The opening up of the Court of Protection effected by the Court of Protection Rules 2017 Rule 4.3 and Practice Direction 4C, Transparency, led to much greater outside interest in and reporting of what the Court of Protection is doing, extending far beyond the traditional legal reporting and analysis of published judgments. The blogs and tweets published by the Open Justice Court of Protection Project – Promoting Open Justice in the Court of Protection are important as showing the way ahead, not least because the distinguished commentators who are the Open Justice Court of Protection Project ¬– Professor Celia Kitzinger and Gill Loomes-Quinn – are neither lawyers nor journalists; they attend court as members of the public.

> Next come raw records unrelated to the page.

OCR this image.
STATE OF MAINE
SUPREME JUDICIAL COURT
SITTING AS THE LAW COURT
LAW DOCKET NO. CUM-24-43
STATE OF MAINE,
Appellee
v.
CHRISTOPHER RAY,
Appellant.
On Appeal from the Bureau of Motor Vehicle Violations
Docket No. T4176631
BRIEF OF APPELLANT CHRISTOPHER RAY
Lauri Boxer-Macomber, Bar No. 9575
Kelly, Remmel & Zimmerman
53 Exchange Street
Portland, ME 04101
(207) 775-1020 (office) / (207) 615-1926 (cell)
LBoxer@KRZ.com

Wrapped up in this is a profoundly important point about remote working. Professor Kitzinger reported (@KitzingerCelia, 9 September 2021) that, in consequence of the remote working introduced during the COVID pandemic, she had now ‘attended’ no fewer than 223 remote hearings in the Court of Protection. It would have been impossible for her to have attended that number of hearings if they had not been remote. Bloggers and freelance journalists have neither the time nor, I imagine, the financial resources to spend their lives traipsing round the country to watch traditional – in the new terminology, in-person – hearings. Remote working vastly enhanced the ability of bloggers and journalists to ‘attend’ hearings and was thusa vital tool in making the courts more accessible to the public during the pandemic.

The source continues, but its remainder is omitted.